Chief executive David Potts, a former Tesco executive, took over the top job at Morrisons almost a year ago after the sacking of Dalton Philips and has been battling to restore its fortunes. His back-to-basics strategy was beginning to encourage customers to return to the stores, he said, and new shoppers were choosing Morrisons.
It wasn’t all good news, though, as Morrisons announced it was to close another seven loss-making stores, putting almost 700 jobs at risk. This follows the closure of 21 stores last year.
Shares in the group, which was recently booted out of the prestigious FTSE 100 index, celebrated the unexpected sales rise by surging 12 per cent, although they later closed about 8 per cent higher.
Dramatic surge
There was an even more dramatic surge in shares at Debenhams, long seen as one of the laggards of the sector. Analysts had been expecting Britain’s second biggest department store group to push sales about 0.3 per cent higher, but, boosted by a strong online performance, sales jumped by almost 2 per cent.
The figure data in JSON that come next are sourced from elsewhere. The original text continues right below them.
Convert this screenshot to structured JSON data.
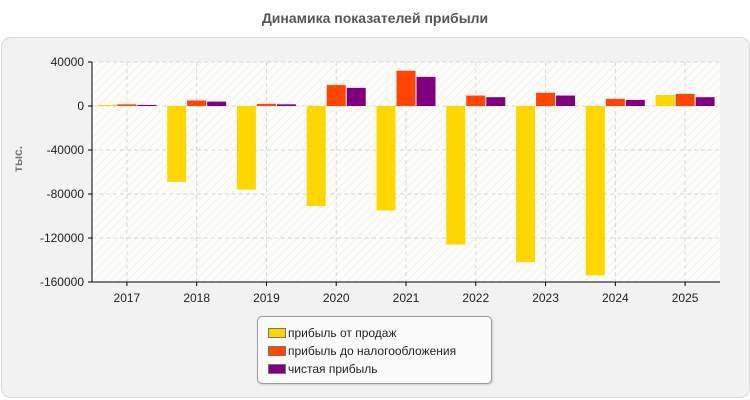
{
  "chart_data": {
    "type": "bar",
    "title": "Динамика показателей прибыли",
    "ylabel": "тыс.",
    "xlabel": "",
    "categories": [
      "2017",
      "2018",
      "2019",
      "2020",
      "2021",
      "2022",
      "2023",
      "2024",
      "2025"
    ],
    "ylim": [
      -160000,
      40000
    ],
    "yticks": [
      40000,
      0,
      -40000,
      -80000,
      -120000,
      -160000
    ],
    "grid": true,
    "legend_position": "bottom",
    "series": [
      {
        "name": "прибыль от продаж",
        "color": "#ffd700",
        "values": [
          1000,
          -69000,
          -76000,
          -91000,
          -95000,
          -126000,
          -142000,
          -154000,
          10000
        ]
      },
      {
        "name": "прибыль до налогообложения",
        "color": "#ff4500",
        "values": [
          1500,
          5000,
          2000,
          19000,
          32000,
          9500,
          12000,
          6500,
          11000
        ]
      },
      {
        "name": "чистая прибыль",
        "color": "#800080",
        "values": [
          1000,
          4000,
          1500,
          16500,
          26500,
          8000,
          9500,
          5500,
          8000
        ]
      }
    ]
  }
}
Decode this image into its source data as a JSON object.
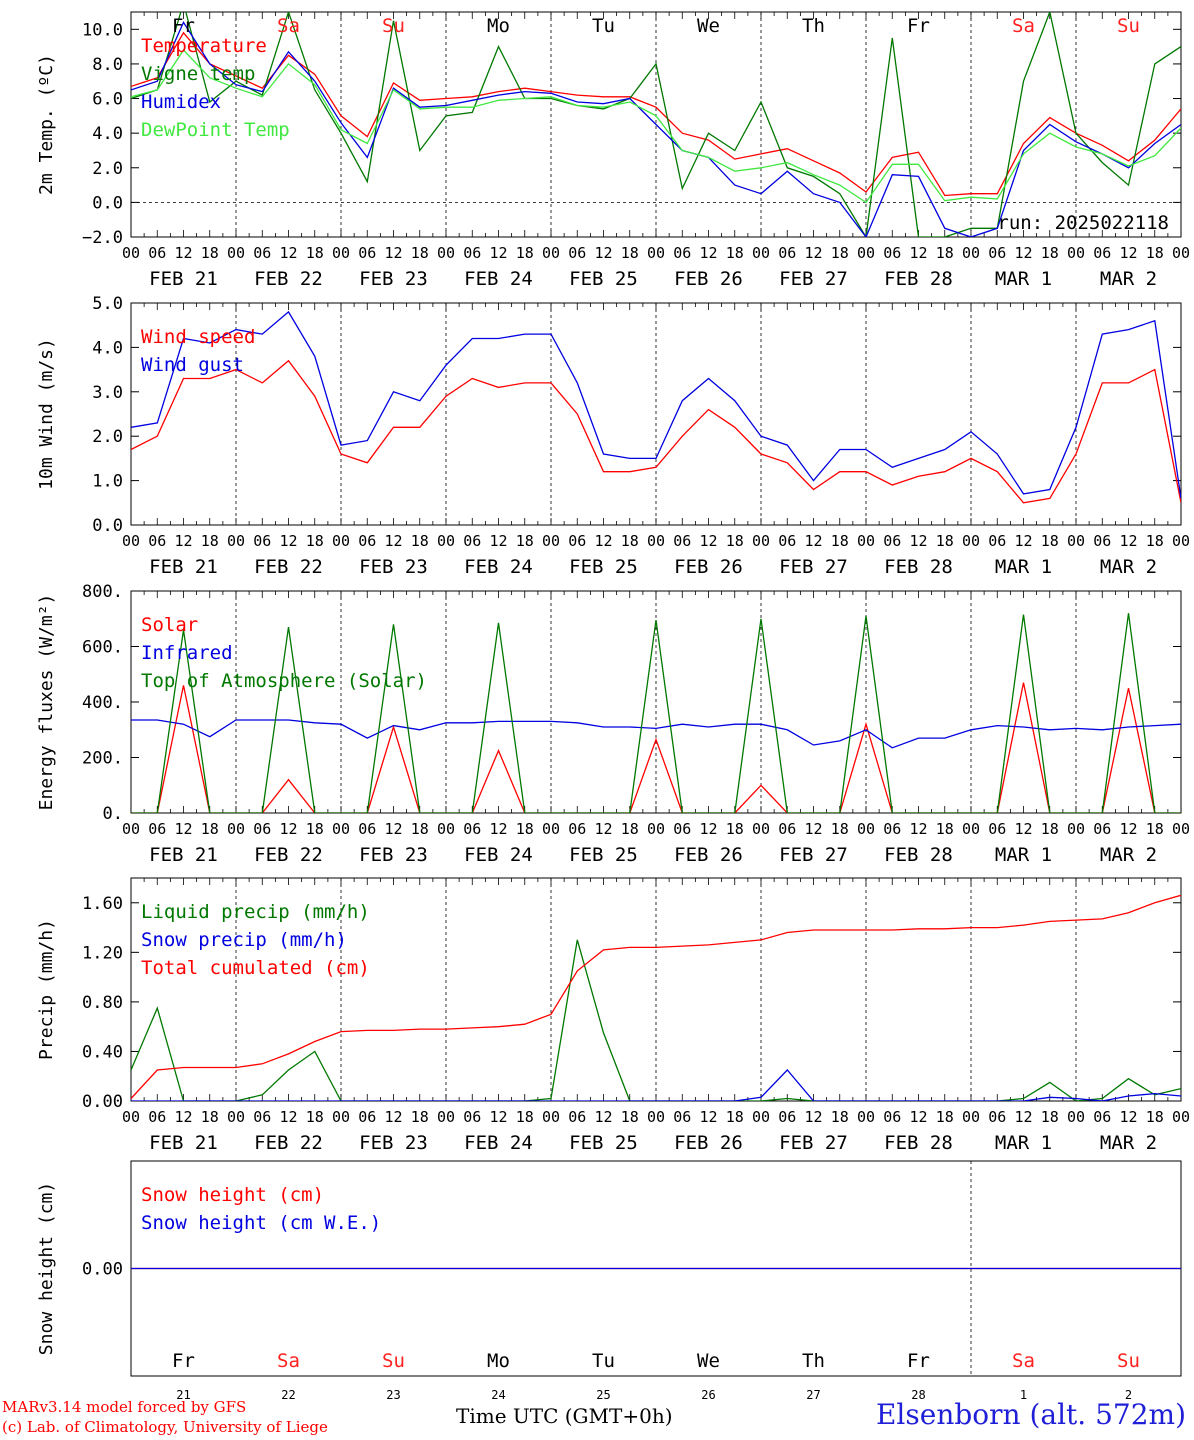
{
  "page": {
    "footer_credit_1": "MARv3.14 model forced by GFS",
    "footer_credit_2": "(c) Lab. of Climatology, University of Liege",
    "time_label": "Time UTC (GMT+0h)",
    "station": "Elsenborn (alt. 572m)"
  },
  "day_names": [
    "Fr",
    "Sa",
    "Su",
    "Mo",
    "Tu",
    "We",
    "Th",
    "Fr",
    "Sa",
    "Su"
  ],
  "weekend_color": "#ff2020",
  "weekday_color": "#000000",
  "weekend_flags": [
    false,
    true,
    true,
    false,
    false,
    false,
    false,
    false,
    true,
    true
  ],
  "date_labels": [
    "FEB 21",
    "FEB 22",
    "FEB 23",
    "FEB 24",
    "FEB 25",
    "FEB 26",
    "FEB 27",
    "FEB 28",
    "MAR  1",
    "MAR  2"
  ],
  "hour_labels": [
    "00",
    "06",
    "12",
    "18"
  ],
  "day_numbers": [
    "21",
    "22",
    "23",
    "24",
    "25",
    "26",
    "27",
    "28",
    "1",
    "2"
  ],
  "chart_data": [
    {
      "type": "line",
      "ylabel": "2m Temp. (ºC)",
      "ylim": [
        -2,
        11
      ],
      "yticks": [
        "−2.0",
        "0.0",
        "2.0",
        "4.0",
        "6.0",
        "8.0",
        "10.0"
      ],
      "ytick_values": [
        -2,
        0,
        2,
        4,
        6,
        8,
        10
      ],
      "annotation": "run: 2025022118",
      "x_hours": [
        0,
        6,
        12,
        18,
        24,
        30,
        36,
        42,
        48,
        54,
        60,
        66,
        72,
        78,
        84,
        90,
        96,
        102,
        108,
        114,
        120,
        126,
        132,
        138,
        144,
        150,
        156,
        162,
        168,
        174,
        180,
        186,
        192,
        198,
        204,
        210,
        216,
        222,
        228,
        234,
        240
      ],
      "series": [
        {
          "name": "Temperature",
          "color": "#ff0000",
          "values": [
            6.7,
            7.2,
            9.8,
            8.0,
            7.3,
            6.6,
            8.5,
            7.4,
            5.0,
            3.8,
            6.9,
            5.9,
            6.0,
            6.1,
            6.4,
            6.6,
            6.4,
            6.2,
            6.1,
            6.1,
            5.5,
            4.0,
            3.6,
            2.5,
            2.8,
            3.1,
            2.4,
            1.7,
            0.6,
            2.6,
            2.9,
            0.4,
            0.5,
            0.5,
            3.4,
            4.9,
            4.0,
            3.3,
            2.4,
            3.6,
            5.4
          ]
        },
        {
          "name": "Vigne temp",
          "color": "#007800",
          "values": [
            6.0,
            6.5,
            11.5,
            5.8,
            7.0,
            6.2,
            11.0,
            6.5,
            4.0,
            1.2,
            10.5,
            3.0,
            5.0,
            5.2,
            9.0,
            6.0,
            6.0,
            5.6,
            5.4,
            6.0,
            8.0,
            0.8,
            4.0,
            3.0,
            5.8,
            2.0,
            1.5,
            0.5,
            -2.0,
            9.5,
            -2.0,
            -2.0,
            -1.5,
            -1.5,
            7.0,
            11.0,
            4.0,
            2.3,
            1.0,
            8.0,
            9.0
          ]
        },
        {
          "name": "Humidex",
          "color": "#0000e0",
          "values": [
            6.5,
            7.0,
            10.4,
            8.0,
            6.8,
            6.4,
            8.7,
            7.0,
            4.6,
            2.6,
            6.6,
            5.5,
            5.6,
            5.9,
            6.2,
            6.4,
            6.3,
            5.8,
            5.7,
            6.0,
            4.5,
            3.0,
            2.6,
            1.0,
            0.5,
            1.8,
            0.5,
            0.0,
            -2.0,
            1.6,
            1.5,
            -1.5,
            -2.0,
            -1.5,
            3.0,
            4.5,
            3.5,
            2.8,
            2.0,
            3.4,
            4.5
          ]
        },
        {
          "name": "DewPoint Temp",
          "color": "#40e840",
          "values": [
            6.1,
            6.5,
            8.8,
            7.2,
            6.6,
            6.1,
            8.0,
            6.8,
            4.2,
            3.4,
            6.5,
            5.4,
            5.5,
            5.5,
            5.9,
            6.0,
            6.1,
            5.6,
            5.5,
            5.8,
            5.0,
            3.0,
            2.6,
            1.8,
            2.0,
            2.3,
            1.6,
            1.0,
            0.0,
            2.2,
            2.2,
            0.1,
            0.3,
            0.2,
            2.8,
            4.0,
            3.2,
            2.8,
            2.1,
            2.7,
            4.3
          ]
        }
      ]
    },
    {
      "type": "line",
      "ylabel": "10m Wind (m/s)",
      "ylim": [
        0,
        5.0
      ],
      "yticks": [
        "0.0",
        "1.0",
        "2.0",
        "3.0",
        "4.0",
        "5.0"
      ],
      "ytick_values": [
        0,
        1,
        2,
        3,
        4,
        5
      ],
      "x_hours": [
        0,
        6,
        12,
        18,
        24,
        30,
        36,
        42,
        48,
        54,
        60,
        66,
        72,
        78,
        84,
        90,
        96,
        102,
        108,
        114,
        120,
        126,
        132,
        138,
        144,
        150,
        156,
        162,
        168,
        174,
        180,
        186,
        192,
        198,
        204,
        210,
        216,
        222,
        228,
        234,
        240
      ],
      "series": [
        {
          "name": "Wind speed",
          "color": "#ff0000",
          "values": [
            1.7,
            2.0,
            3.3,
            3.3,
            3.5,
            3.2,
            3.7,
            2.9,
            1.6,
            1.4,
            2.2,
            2.2,
            2.9,
            3.3,
            3.1,
            3.2,
            3.2,
            2.5,
            1.2,
            1.2,
            1.3,
            2.0,
            2.6,
            2.2,
            1.6,
            1.4,
            0.8,
            1.2,
            1.2,
            0.9,
            1.1,
            1.2,
            1.5,
            1.2,
            0.5,
            0.6,
            1.6,
            3.2,
            3.2,
            3.5,
            0.5
          ]
        },
        {
          "name": "Wind gust",
          "color": "#0000e0",
          "values": [
            2.2,
            2.3,
            4.2,
            4.1,
            4.4,
            4.3,
            4.8,
            3.8,
            1.8,
            1.9,
            3.0,
            2.8,
            3.6,
            4.2,
            4.2,
            4.3,
            4.3,
            3.2,
            1.6,
            1.5,
            1.5,
            2.8,
            3.3,
            2.8,
            2.0,
            1.8,
            1.0,
            1.7,
            1.7,
            1.3,
            1.5,
            1.7,
            2.1,
            1.6,
            0.7,
            0.8,
            2.2,
            4.3,
            4.4,
            4.6,
            0.6
          ]
        }
      ]
    },
    {
      "type": "line",
      "ylabel": "Energy fluxes (W/m²)",
      "ylim": [
        0,
        800
      ],
      "yticks": [
        "0.",
        "200.",
        "400.",
        "600.",
        "800."
      ],
      "ytick_values": [
        0,
        200,
        400,
        600,
        800
      ],
      "x_hours": [
        0,
        6,
        12,
        18,
        24,
        30,
        36,
        42,
        48,
        54,
        60,
        66,
        72,
        78,
        84,
        90,
        96,
        102,
        108,
        114,
        120,
        126,
        132,
        138,
        144,
        150,
        156,
        162,
        168,
        174,
        180,
        186,
        192,
        198,
        204,
        210,
        216,
        222,
        228,
        234,
        240
      ],
      "series": [
        {
          "name": "Solar",
          "color": "#ff0000",
          "values": [
            0,
            0,
            460,
            0,
            0,
            0,
            120,
            0,
            0,
            0,
            310,
            0,
            0,
            0,
            225,
            0,
            0,
            0,
            0,
            0,
            265,
            0,
            0,
            0,
            100,
            0,
            0,
            0,
            320,
            0,
            0,
            0,
            0,
            0,
            470,
            0,
            0,
            0,
            450,
            0,
            0
          ]
        },
        {
          "name": "Infrared",
          "color": "#0000e0",
          "values": [
            335,
            335,
            320,
            275,
            335,
            335,
            335,
            325,
            320,
            270,
            315,
            300,
            325,
            325,
            330,
            330,
            330,
            325,
            310,
            310,
            305,
            320,
            310,
            320,
            320,
            300,
            245,
            260,
            300,
            235,
            270,
            270,
            300,
            315,
            310,
            300,
            305,
            300,
            310,
            315,
            320
          ]
        },
        {
          "name": "Top of Atmosphere (Solar)",
          "color": "#007800",
          "values": [
            0,
            0,
            660,
            0,
            0,
            0,
            670,
            0,
            0,
            0,
            680,
            0,
            0,
            0,
            685,
            0,
            0,
            0,
            0,
            0,
            695,
            0,
            0,
            0,
            700,
            0,
            0,
            0,
            710,
            0,
            0,
            0,
            0,
            0,
            715,
            0,
            0,
            0,
            720,
            0,
            0
          ]
        }
      ]
    },
    {
      "type": "line",
      "ylabel": "Precip (mm/h)",
      "ylim": [
        0,
        1.8
      ],
      "yticks": [
        "0.00",
        "0.40",
        "0.80",
        "1.20",
        "1.60"
      ],
      "ytick_values": [
        0,
        0.4,
        0.8,
        1.2,
        1.6
      ],
      "x_hours": [
        0,
        6,
        12,
        18,
        24,
        30,
        36,
        42,
        48,
        54,
        60,
        66,
        72,
        78,
        84,
        90,
        96,
        102,
        108,
        114,
        120,
        126,
        132,
        138,
        144,
        150,
        156,
        162,
        168,
        174,
        180,
        186,
        192,
        198,
        204,
        210,
        216,
        222,
        228,
        234,
        240
      ],
      "series": [
        {
          "name": "Liquid precip (mm/h)",
          "color": "#007800",
          "values": [
            0.25,
            0.75,
            0.0,
            0.0,
            0.0,
            0.05,
            0.25,
            0.4,
            0.0,
            0.0,
            0.0,
            0.0,
            0.0,
            0.0,
            0.0,
            0.0,
            0.02,
            1.3,
            0.55,
            0.0,
            0.0,
            0.0,
            0.0,
            0.0,
            0.0,
            0.02,
            0.0,
            0.0,
            0.0,
            0.0,
            0.0,
            0.0,
            0.0,
            0.0,
            0.02,
            0.15,
            0.0,
            0.02,
            0.18,
            0.05,
            0.1
          ]
        },
        {
          "name": "Snow precip (mm/h)",
          "color": "#0000e0",
          "values": [
            0,
            0,
            0,
            0,
            0,
            0,
            0,
            0,
            0,
            0,
            0,
            0,
            0,
            0,
            0,
            0,
            0,
            0,
            0,
            0,
            0,
            0,
            0,
            0,
            0.03,
            0.25,
            0.0,
            0.0,
            0.0,
            0.0,
            0.0,
            0.0,
            0.0,
            0.0,
            0.0,
            0.03,
            0.02,
            0.0,
            0.04,
            0.06,
            0.04
          ]
        },
        {
          "name": "Total cumulated (cm)",
          "color": "#ff0000",
          "values": [
            0.02,
            0.25,
            0.27,
            0.27,
            0.27,
            0.3,
            0.38,
            0.48,
            0.56,
            0.57,
            0.57,
            0.58,
            0.58,
            0.59,
            0.6,
            0.62,
            0.7,
            1.05,
            1.22,
            1.24,
            1.24,
            1.25,
            1.26,
            1.28,
            1.3,
            1.36,
            1.38,
            1.38,
            1.38,
            1.38,
            1.39,
            1.39,
            1.4,
            1.4,
            1.42,
            1.45,
            1.46,
            1.47,
            1.52,
            1.6,
            1.66
          ]
        }
      ]
    },
    {
      "type": "line",
      "ylabel": "Snow height (cm)",
      "ylim": [
        -1,
        1
      ],
      "yticks": [
        "0.00"
      ],
      "ytick_values": [
        0
      ],
      "x_hours": [
        0,
        240
      ],
      "series": [
        {
          "name": "Snow height (cm)",
          "color": "#ff0000",
          "values": [
            0,
            0
          ]
        },
        {
          "name": "Snow height (cm W.E.)",
          "color": "#0000e0",
          "values": [
            0,
            0
          ]
        }
      ]
    }
  ]
}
The figures from Debenhams are all the more surprising given the lacklustre performance of rivals Next and Marks & Spencer. Expectations had, as usual these days, been low for M&S, but the normally reliable Next was a real disappointment as it warned a week ago of the impact of the warm weather.
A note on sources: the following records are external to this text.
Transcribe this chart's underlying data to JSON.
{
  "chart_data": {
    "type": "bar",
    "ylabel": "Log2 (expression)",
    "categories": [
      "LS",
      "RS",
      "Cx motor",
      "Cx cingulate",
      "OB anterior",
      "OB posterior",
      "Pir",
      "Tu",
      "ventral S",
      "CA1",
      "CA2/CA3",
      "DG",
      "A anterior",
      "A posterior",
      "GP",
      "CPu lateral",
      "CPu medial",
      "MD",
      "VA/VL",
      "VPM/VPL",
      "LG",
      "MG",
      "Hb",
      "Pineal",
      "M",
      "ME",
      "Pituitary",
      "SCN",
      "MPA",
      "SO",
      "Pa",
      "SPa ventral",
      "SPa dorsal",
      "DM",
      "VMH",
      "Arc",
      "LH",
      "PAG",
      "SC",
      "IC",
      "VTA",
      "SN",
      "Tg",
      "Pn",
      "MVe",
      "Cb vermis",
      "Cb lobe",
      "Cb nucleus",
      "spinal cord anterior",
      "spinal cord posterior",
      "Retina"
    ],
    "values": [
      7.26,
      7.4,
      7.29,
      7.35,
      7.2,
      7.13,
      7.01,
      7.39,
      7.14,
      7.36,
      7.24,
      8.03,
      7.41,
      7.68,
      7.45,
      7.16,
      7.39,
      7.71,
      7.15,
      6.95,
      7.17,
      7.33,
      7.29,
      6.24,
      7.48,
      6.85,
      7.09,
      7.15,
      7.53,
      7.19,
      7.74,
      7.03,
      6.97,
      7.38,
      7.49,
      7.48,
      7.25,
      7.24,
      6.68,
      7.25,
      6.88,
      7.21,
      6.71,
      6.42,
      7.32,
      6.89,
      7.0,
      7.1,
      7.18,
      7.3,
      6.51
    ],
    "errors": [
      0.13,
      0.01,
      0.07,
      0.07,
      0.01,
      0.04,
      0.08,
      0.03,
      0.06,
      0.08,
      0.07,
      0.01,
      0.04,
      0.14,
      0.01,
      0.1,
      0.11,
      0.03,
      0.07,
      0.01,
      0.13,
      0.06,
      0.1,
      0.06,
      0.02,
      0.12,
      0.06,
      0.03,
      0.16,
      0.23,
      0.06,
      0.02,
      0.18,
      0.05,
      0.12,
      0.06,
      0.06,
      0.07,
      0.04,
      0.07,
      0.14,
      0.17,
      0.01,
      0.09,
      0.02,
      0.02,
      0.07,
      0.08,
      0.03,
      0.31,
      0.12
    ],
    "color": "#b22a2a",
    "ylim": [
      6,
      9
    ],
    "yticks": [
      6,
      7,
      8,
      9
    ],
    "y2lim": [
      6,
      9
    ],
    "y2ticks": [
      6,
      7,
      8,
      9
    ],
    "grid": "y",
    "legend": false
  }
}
Debenhams boss Michael Sharp appears to employ better weather forecasters than Lord Wolfson, his opposite number at Next, however, as he boasted of anticipating the mild snap and deliberately cutting back on supplies of coats and other winter clothing in anticipation.
“It’s quite obvious for everybody to see that over the last few years the weather has been somewhat unseasonal,” he said. “We have learnt the lessons.”
It remains to be seen whether Sharp will be feeling quite so pleased with himself later this week, when the cold weather is forecast to arrive.
But there was certainly a warm glow around Debenhams shares on Tuesday after the upbeat update, as they rocketed 16 per cent, to 76.5p.
Some of the sector’s other unloved stocks were also given a lift: Tesco, whose shares recently hit an 18-year low, added almost 7 per cent as analysts reckoned its trading news on Thursday might not be as bad as feared.
Shares in Sainsbury’s, which reports today, were up about 4 per cent.
Latest market share data from research firm Kantar Worldpanel underlined the market's view that Sainsbury's was doing the best job among the "big four" supermarket groups of withstanding the assault from German discounters Aldi and Lidl. According to Kantar, it was the only one of the four to increase its market share over Christmas, by 0.1 per cent to 17 per cent, with Tesco, Asda and Morrisons all falling.
Winners and losers
Aldi and Lidl continued their double-digit growth, winning one million more shoppers over the year and growing their combined share of the market to almost 10 per cent.
With Morrisons and Debenhams surprising on the upside, there are more retail winners this year than expected. But there are plenty of losers, including Sports Direct, Bonmarché and Game Digital, all of which have issued profit warnings. Discounter Poundland, which trades in Ireland as Dealz, also turned in a disappointing performance.
The full picture of how the high street has fared will become clearer when the reporting season reaches its climax on “Super Thursday” tomorrow.